Who Stands for Our Children – Response 6-11-11 Article in The Atlantic Magazine

Who Stands for Our Children?

First priority – the children

As a Montessori teacher, my first priority is my students. I stand for them and that is why I have chosen to devote my life to the training of teachers. I believe that many American teachers, Montessori or other, believe the same. Yet the structured organization of teachers in America has a different agenda.

In the June 11, 2011 issue of The Atlantic Magazine, former legal prosecutor and later Superintendant of New York City Schools for eight years, Joel Klein, pleads the cause for educational reform in an article called The Failure of American Schools.
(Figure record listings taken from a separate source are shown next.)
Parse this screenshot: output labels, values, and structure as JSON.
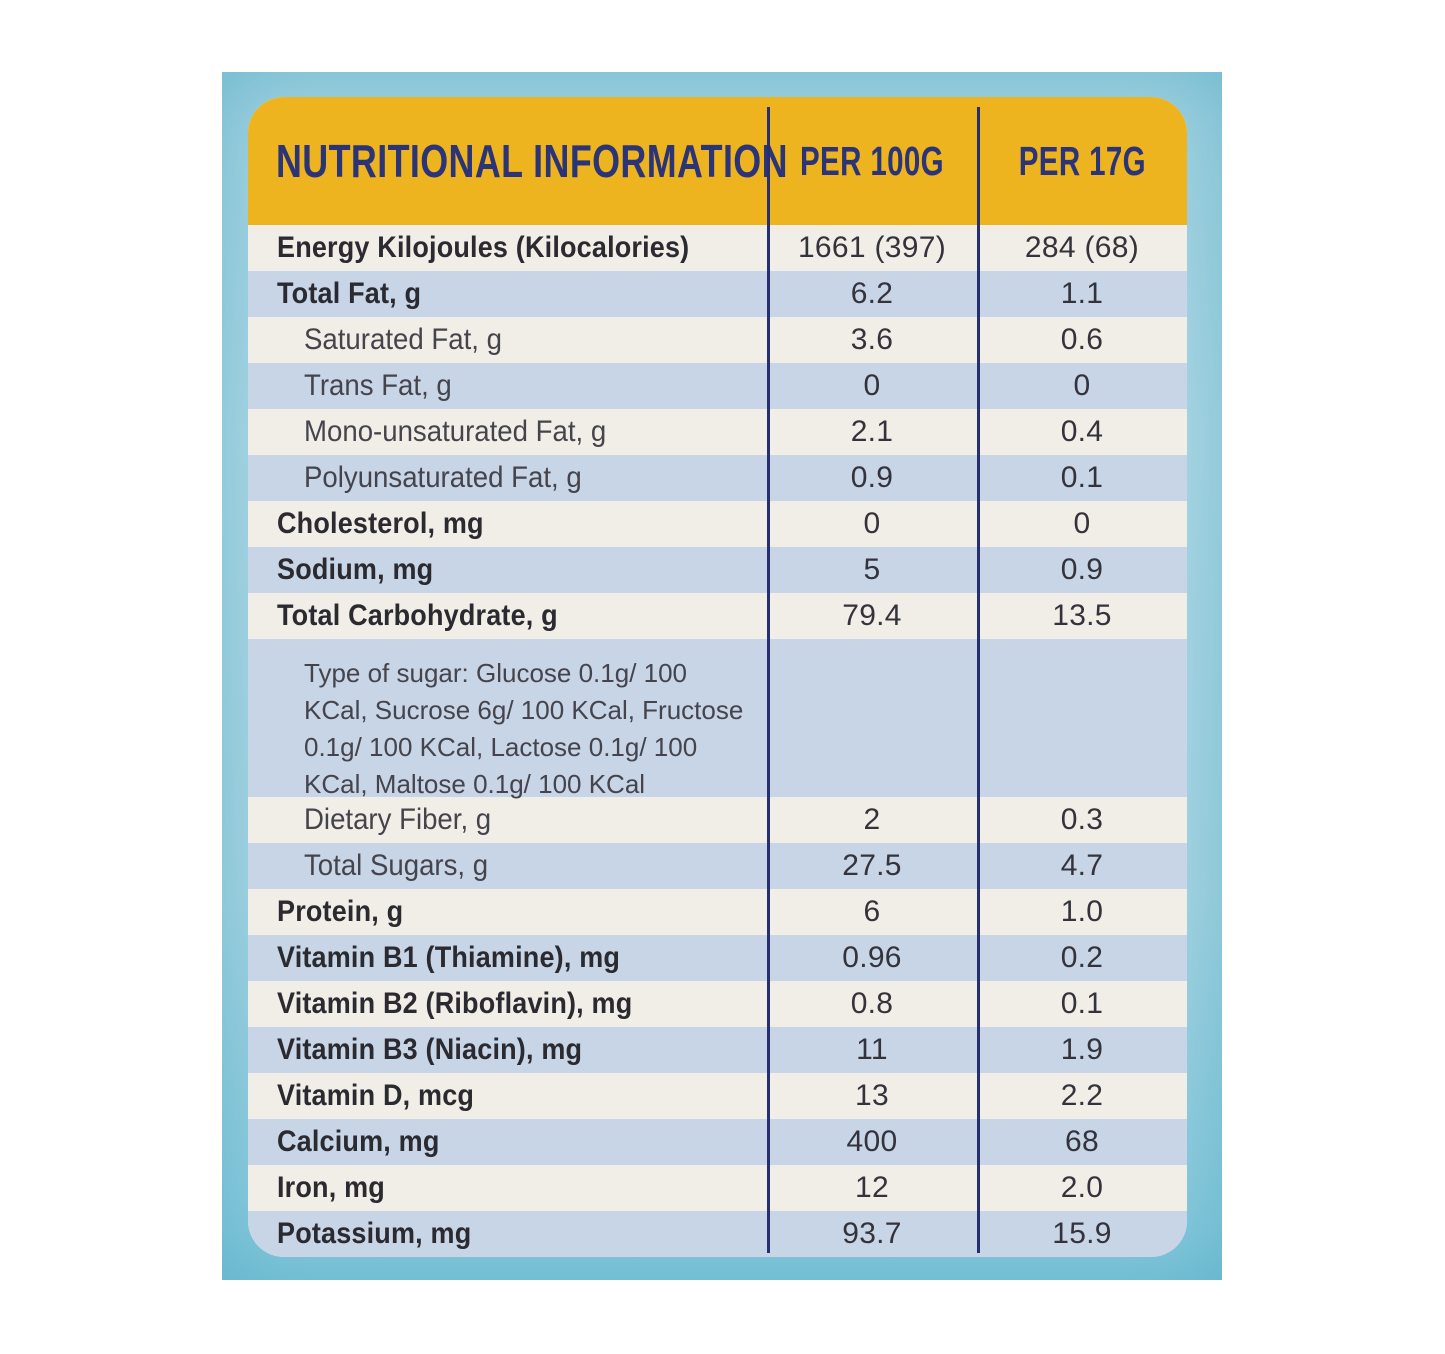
{
  "colors": {
    "page_bg": "#ffffff",
    "panel_blue": "#a9d6e3",
    "panel_blue_edge": "#7dc4d8",
    "card_bg": "#f0eee6",
    "header_yellow": "#eeb41f",
    "header_text_navy": "#2c3478",
    "divider_navy": "#26306e",
    "stripe_blue": "#c7d5e7",
    "label_text": "#2b2a30",
    "sub_label_text": "#45444c",
    "value_text": "#34333b"
  },
  "header": {
    "title": "NUTRITIONAL INFORMATION",
    "col_per_100g": "PER 100G",
    "col_per_17g": "PER 17G"
  },
  "rows": [
    {
      "label": "Energy Kilojoules (Kilocalories)",
      "per_100g": "1661 (397)",
      "per_17g": "284 (68)",
      "style": "bold",
      "band": "white"
    },
    {
      "label": "Total Fat, g",
      "per_100g": "6.2",
      "per_17g": "1.1",
      "style": "bold",
      "band": "blue"
    },
    {
      "label": "Saturated Fat, g",
      "per_100g": "3.6",
      "per_17g": "0.6",
      "style": "sub",
      "band": "white"
    },
    {
      "label": "Trans Fat, g",
      "per_100g": "0",
      "per_17g": "0",
      "style": "sub",
      "band": "blue"
    },
    {
      "label": "Mono-unsaturated Fat, g",
      "per_100g": "2.1",
      "per_17g": "0.4",
      "style": "sub",
      "band": "white"
    },
    {
      "label": "Polyunsaturated Fat, g",
      "per_100g": "0.9",
      "per_17g": "0.1",
      "style": "sub",
      "band": "blue"
    },
    {
      "label": "Cholesterol, mg",
      "per_100g": "0",
      "per_17g": "0",
      "style": "bold",
      "band": "white"
    },
    {
      "label": "Sodium, mg",
      "per_100g": "5",
      "per_17g": "0.9",
      "style": "bold",
      "band": "blue"
    },
    {
      "label": "Total Carbohydrate, g",
      "per_100g": "79.4",
      "per_17g": "13.5",
      "style": "bold",
      "band": "white"
    },
    {
      "label": "Type of sugar: Glucose 0.1g/ 100 KCal, Sucrose 6g/ 100 KCal, Fructose 0.1g/ 100 KCal, Lactose 0.1g/ 100 KCal, Maltose 0.1g/ 100 KCal",
      "per_100g": "",
      "per_17g": "",
      "style": "note",
      "band": "blue"
    },
    {
      "label": "Dietary Fiber, g",
      "per_100g": "2",
      "per_17g": "0.3",
      "style": "sub",
      "band": "white"
    },
    {
      "label": "Total Sugars, g",
      "per_100g": "27.5",
      "per_17g": "4.7",
      "style": "sub",
      "band": "blue"
    },
    {
      "label": "Protein, g",
      "per_100g": "6",
      "per_17g": "1.0",
      "style": "bold",
      "band": "white"
    },
    {
      "label": "Vitamin B1 (Thiamine), mg",
      "per_100g": "0.96",
      "per_17g": "0.2",
      "style": "bold",
      "band": "blue"
    },
    {
      "label": "Vitamin B2 (Riboflavin), mg",
      "per_100g": "0.8",
      "per_17g": "0.1",
      "style": "bold",
      "band": "white"
    },
    {
      "label": "Vitamin B3 (Niacin), mg",
      "per_100g": "11",
      "per_17g": "1.9",
      "style": "bold",
      "band": "blue"
    },
    {
      "label": "Vitamin D, mcg",
      "per_100g": "13",
      "per_17g": "2.2",
      "style": "bold",
      "band": "white"
    },
    {
      "label": "Calcium, mg",
      "per_100g": "400",
      "per_17g": "68",
      "style": "bold",
      "band": "blue"
    },
    {
      "label": "Iron, mg",
      "per_100g": "12",
      "per_17g": "2.0",
      "style": "bold",
      "band": "white"
    },
    {
      "label": "Potassium, mg",
      "per_100g": "93.7",
      "per_17g": "15.9",
      "style": "bold",
      "band": "blue"
    }
  ]
}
It is an excellent article.

He reminds us that “Nearly three decades after A Nation at Risk, the groundbreaking report by the National Commission on Excellence in Education, warned of ‘a rising tide of mediocrity that threatens our very future as a Nation and a people,’ the gains we have made in improving our schools are negligible—even though we have doubled our spending (in inflation-adjusted dollars) on K–12 public education. On America’s latest exams (the National Assessment of Educational Progress), one-third or fewer of eighth-grade students were proficient in math, science, or reading. Our high-school graduation rate continues to hover just shy of 70 percent, according to a 2010 report by the Editorial Projects in Education Research Center, and many of those students who do graduate aren’t prepared for college. ACT, the respected national organization that administers college-admissions tests, recently found that 76 percent of our high-school graduates “were not adequately prepared academically for first-year college courses.”

What is happening and why?

President Obama said in 2008: “The single most important factor in determining [student] achievement is not the color of [students’] skin or where they come from. It’s not who their parents are or how much money they have. It’s who their teacher is.”

Klein explains: “Yet, rather than create a system that attracts and rewards excellent teachers—and that imposes consequences for ineffective or lazy ones—we treat all teachers as if they were identical widgets and their performance didn’t matter.” The teachers’ unions, the United Federation of Teachers (UFT) and the National Education Association (NEA) are among the most powerful unions in the United States.

Under union policies, teachers who have taught a certain number of years are tenured. In other words they cannot be fired. Klein says that firing a public-school teacher for non-performance is virtually impossible. “In New York City, which has some 55,000 tenured teachers, we were able to fire only half a dozen or so for incompetence in a given year, even though we devoted significant resources to this effort.

“The extent of this “no one gets fired” mentality is difficult to overstate—or even adequately describe. Steven Brill wrote an eye-opening piece in The New Yorker about the “rubber rooms” in New York City, where teachers were kept, while doing no work, pending resolution of the charges against them—mostly for malfeasance, like physical abuse or embezzlement, but also for incompetence. The teachers got paid regardless. (To add insult to injury, these cases ultimately were heard by an arbitrator whom the union had to first approve.)”

The argument for choice and accountability

“Accountability, in most industries or professions, usually takes two forms. First and foremost, markets impose accountability: if people don’t choose the goods or services you’re offering, you go out of business. Second, high-performing companies develop internal accountability requirements keyed to market-based demands.

“Public education lacks both kinds of accountability. It is essentially a government-run monopoly. Whether a school does well or poorly, it will get the students it needs to stay in business, because most kids have no other choice. And that, in turn, creates no incentive for better performance, greater efficiency, or more innovation—all things as necessary in public education as they are in any other field.”

Klein has an ambitious idea to have teachers work with software developers to create math lessons where each child can be working at his or her own level. He apparently does not know that this is exactly what Montessori classrooms already do.

Let’s get the word out about what Montessori offers!

Albert Shanker, the late head of the UFT, once pointedly put it, “When schoolchildren start paying union dues, that’s when I’ll start representing the interests of schoolchildren.” It is clear that the teachers’ unions are not putting children first.

Again, I ask: Who Stands for Our Children?